How many hard fought victories felt like the end of the Revolution for Washington and his men? I don’t know. But I can almost guarantee that there were a few. A few moments when they thought, “its been tough, but I think we’ve broken their backs now boys.” But then, the next day, more fighting.

How many struggles do we drag ourselves through spiritually? Addictions. Fears. Propensities. Sickness. Hate. Cowardice. All of these things. And how many times do we get through one and think, and hope, and pray, that this was the last one. “Beulah Land bound now”, we think, but the relief we thought we would feel isn’t quite as relieving as we’d hoped. And the water doesn’t taste any sweeter, surely not like a draw from that Crystal River will taste like. We may have a night of rest, or even a week or a month, but the fighting resumes. Our weariness, at times, becomes almost unbearable.

But Saturday night wasn’t over for us. We had drawn our attention to the skies. We had settled in for the promise of dazzle. And we had been fooled by a fake finale’.

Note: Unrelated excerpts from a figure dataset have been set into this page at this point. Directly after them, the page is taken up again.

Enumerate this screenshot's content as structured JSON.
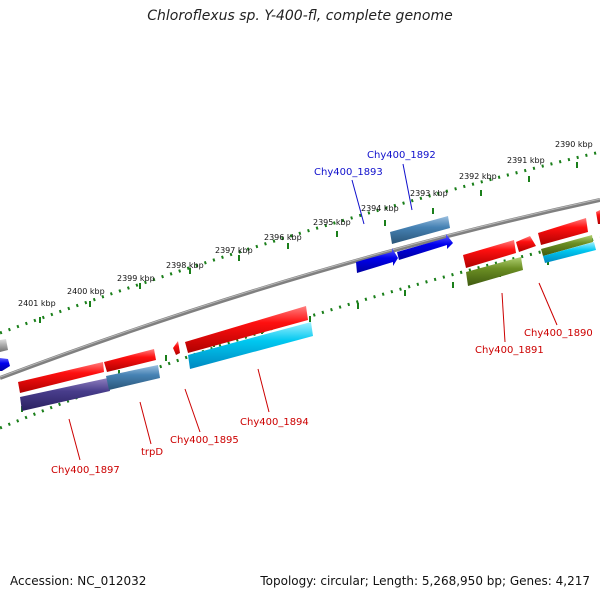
{
  "header": {
    "title": "Chloroflexus sp. Y-400-fl, complete genome"
  },
  "footer": {
    "accession": "Accession: NC_012032",
    "summary": "Topology: circular; Length: 5,268,950 bp; Genes: 4,217"
  },
  "colors": {
    "forward_feature": "#ff0000",
    "ncbi_blue_gene": "#0000ee",
    "steelblue_feature": "#4682b4",
    "cyan_feature": "#00bfff",
    "purple_feature": "#483d8b",
    "olive_feature": "#6b8e23",
    "backbone": "#808080",
    "tick": "#1a7f1a",
    "label_red": "#cc0000",
    "label_blue": "#1010cc"
  },
  "ticks": [
    {
      "label": "2390 kbp"
    },
    {
      "label": "2391 kbp"
    },
    {
      "label": "2392 kbp"
    },
    {
      "label": "2393 kbp"
    },
    {
      "label": "2394 kbp"
    },
    {
      "label": "2395 kbp"
    },
    {
      "label": "2396 kbp"
    },
    {
      "label": "2397 kbp"
    },
    {
      "label": "2398 kbp"
    },
    {
      "label": "2399 kbp"
    },
    {
      "label": "2400 kbp"
    },
    {
      "label": "2401 kbp"
    }
  ],
  "gene_labels": [
    {
      "text": "Chy400_1892",
      "color": "blue"
    },
    {
      "text": "Chy400_1893",
      "color": "blue"
    },
    {
      "text": "Chy400_1890",
      "color": "red"
    },
    {
      "text": "Chy400_1891",
      "color": "red"
    },
    {
      "text": "Chy400_1894",
      "color": "red"
    },
    {
      "text": "Chy400_1895",
      "color": "red"
    },
    {
      "text": "trpD",
      "color": "red"
    },
    {
      "text": "Chy400_1897",
      "color": "red"
    }
  ]
}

But friends, the finale’ came.

And when the finale’ came, there was no doubt in anyone’s mind that this was it. We “oooed” and “awwwed” at the overwhelming number of rockets launched simultaneously. And I distinctly remember thinking to myself, “how stupid to think that fake was the actual finale’…I know a finale’ when I see it.” There was indeed a silent agreement, among the thousands of us underneath that glorious display, that we had all been disappointed before. We didn’t want to admit it right off, but now, we were ready to be honest. THIS was the finale’.

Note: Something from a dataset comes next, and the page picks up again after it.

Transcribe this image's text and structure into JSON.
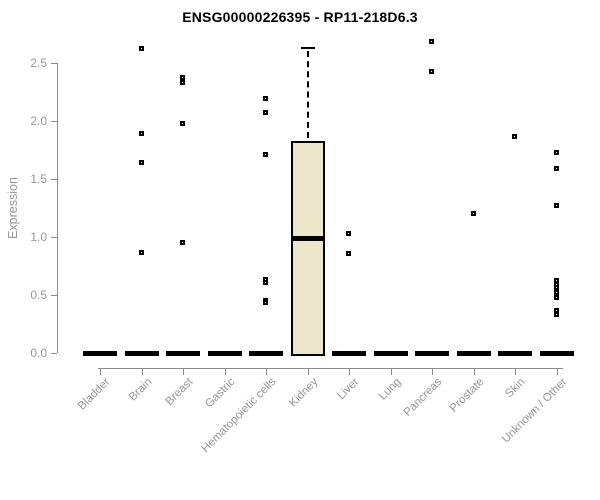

Could it be that we get fooled into thinking that the incremental victories and the small skirmishes that we encounter in our spiritual lives are finale’s? Do we place the weight of our impatience upon those things, praying that those would be the moments that we find the “missing pieces”? Though we might be embarrassed to say it at times, not wanting to offend our families, pets, or our own rational sensibilities, but if we were honest could we at least admit that our souls are desperate for the finale’?

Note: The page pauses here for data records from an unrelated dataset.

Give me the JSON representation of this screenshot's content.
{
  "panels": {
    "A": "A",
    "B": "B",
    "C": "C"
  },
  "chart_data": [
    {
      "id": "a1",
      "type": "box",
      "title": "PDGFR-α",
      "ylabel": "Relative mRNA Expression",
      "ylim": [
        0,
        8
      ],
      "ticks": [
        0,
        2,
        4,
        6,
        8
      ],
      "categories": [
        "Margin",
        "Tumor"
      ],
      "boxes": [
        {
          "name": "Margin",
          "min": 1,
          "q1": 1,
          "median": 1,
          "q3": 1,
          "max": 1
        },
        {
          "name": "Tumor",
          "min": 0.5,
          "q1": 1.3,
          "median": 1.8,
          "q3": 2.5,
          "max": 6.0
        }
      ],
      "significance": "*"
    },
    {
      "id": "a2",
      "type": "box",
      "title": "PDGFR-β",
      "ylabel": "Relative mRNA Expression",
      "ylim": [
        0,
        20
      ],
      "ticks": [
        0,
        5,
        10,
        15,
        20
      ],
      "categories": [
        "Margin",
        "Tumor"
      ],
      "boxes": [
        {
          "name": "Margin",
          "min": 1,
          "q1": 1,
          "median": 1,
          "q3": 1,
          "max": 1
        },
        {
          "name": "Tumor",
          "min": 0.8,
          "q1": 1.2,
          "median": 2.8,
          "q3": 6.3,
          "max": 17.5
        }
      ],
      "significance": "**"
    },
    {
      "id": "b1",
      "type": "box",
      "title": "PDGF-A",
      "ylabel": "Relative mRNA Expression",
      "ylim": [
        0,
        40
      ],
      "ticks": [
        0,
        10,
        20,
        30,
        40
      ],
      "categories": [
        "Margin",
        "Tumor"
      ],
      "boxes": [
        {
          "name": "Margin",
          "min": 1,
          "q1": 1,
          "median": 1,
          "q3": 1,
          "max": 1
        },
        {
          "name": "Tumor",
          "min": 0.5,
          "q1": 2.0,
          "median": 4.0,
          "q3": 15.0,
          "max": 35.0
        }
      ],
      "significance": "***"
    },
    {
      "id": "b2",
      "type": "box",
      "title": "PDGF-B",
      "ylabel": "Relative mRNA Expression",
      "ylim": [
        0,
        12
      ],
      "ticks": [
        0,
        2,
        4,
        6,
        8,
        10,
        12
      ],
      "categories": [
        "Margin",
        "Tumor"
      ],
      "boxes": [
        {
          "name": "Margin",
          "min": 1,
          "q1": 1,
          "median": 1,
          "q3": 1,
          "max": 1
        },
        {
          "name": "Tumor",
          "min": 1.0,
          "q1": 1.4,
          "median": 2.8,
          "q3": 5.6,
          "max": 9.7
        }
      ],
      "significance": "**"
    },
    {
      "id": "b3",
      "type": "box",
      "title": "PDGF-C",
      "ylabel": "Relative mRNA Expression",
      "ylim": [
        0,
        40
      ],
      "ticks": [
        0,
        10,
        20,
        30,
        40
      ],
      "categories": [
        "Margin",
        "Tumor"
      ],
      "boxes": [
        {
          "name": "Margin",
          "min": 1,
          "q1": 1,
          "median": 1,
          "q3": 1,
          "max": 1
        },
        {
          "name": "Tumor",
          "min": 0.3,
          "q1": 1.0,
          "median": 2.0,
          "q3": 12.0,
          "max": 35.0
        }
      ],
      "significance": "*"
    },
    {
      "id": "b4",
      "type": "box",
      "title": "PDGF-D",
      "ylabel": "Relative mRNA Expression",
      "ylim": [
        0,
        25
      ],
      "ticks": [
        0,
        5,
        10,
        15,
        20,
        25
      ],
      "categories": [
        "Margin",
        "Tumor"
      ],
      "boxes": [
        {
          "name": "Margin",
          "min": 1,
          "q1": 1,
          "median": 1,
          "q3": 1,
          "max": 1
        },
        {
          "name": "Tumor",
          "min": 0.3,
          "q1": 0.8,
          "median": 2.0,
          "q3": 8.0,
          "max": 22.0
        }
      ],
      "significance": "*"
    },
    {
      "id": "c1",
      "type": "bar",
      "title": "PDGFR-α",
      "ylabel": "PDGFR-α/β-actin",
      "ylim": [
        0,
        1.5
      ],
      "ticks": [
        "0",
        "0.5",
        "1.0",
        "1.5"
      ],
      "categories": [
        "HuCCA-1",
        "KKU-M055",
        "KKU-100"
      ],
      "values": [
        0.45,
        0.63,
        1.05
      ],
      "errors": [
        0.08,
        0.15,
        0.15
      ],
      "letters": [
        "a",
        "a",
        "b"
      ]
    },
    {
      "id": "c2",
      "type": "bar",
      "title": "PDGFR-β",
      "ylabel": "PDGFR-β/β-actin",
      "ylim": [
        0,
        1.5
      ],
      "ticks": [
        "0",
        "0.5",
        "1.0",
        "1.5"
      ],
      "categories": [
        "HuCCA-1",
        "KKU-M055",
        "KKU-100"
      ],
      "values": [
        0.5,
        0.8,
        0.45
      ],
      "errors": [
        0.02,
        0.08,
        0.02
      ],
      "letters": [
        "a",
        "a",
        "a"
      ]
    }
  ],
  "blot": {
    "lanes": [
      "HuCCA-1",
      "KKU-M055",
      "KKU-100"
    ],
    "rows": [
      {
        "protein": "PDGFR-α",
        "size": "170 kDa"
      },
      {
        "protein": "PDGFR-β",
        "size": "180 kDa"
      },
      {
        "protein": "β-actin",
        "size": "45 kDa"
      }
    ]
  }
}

We’ve been waiting. Mankind has been pining for it for century after wide century. We have tried to make this movement and that movement a finale’, but they never seem to fit the expectations of our hearts. And how did those infernal expectations get so high in the first place? And how, for the love of God, did they get planted so deep in us that we can’t seem to alter them and simply be satisfied with a lesser finale’?

Friends, I encourage you today, when the finale’ comes…not one of us will wonder if “this is it”. When our Savior turns our eyes skyward, it won’t be to fool us, nor for us to once again walk away unsatisfied. His flaming eyes will ignite the kindling of our hearts in such a way that not only will we see the finale’ but we will be a part of it. As the band of burning hearts, waiting so long for their spark, catch ablaze the entire world will watch us streak, flaming across the sky to our Lord’s side. There will be no sense of loss. There will be no disappointment. There will be no crevasse of our soul left un-flooded with His majesty and fire.

I talk about the finale’ today because I’ve been told that this is the way we encourage each other. Just as there were whispers in the crowd last Saturday night when the realization of the fake finale’ was apparent, we are told to encourage each other by reminding one another that those small, partially-fulfilling finale’s that we experience are not the real thing.

Hebrews 10:1, 23-25

For since the law has but a shadow of the good things to come instead of the true form of these realities, it can never, by the same sacrifices that are continually offered every year, make perfect those who draw near.

Let us hold fast the confession of our hope without wavering, for he who promised is faithful. And let us consider how to stir up one another to love and good works, not neglecting to meet together, as is the habit of some, but encouraging one another, and all the more as you see the Day drawing near.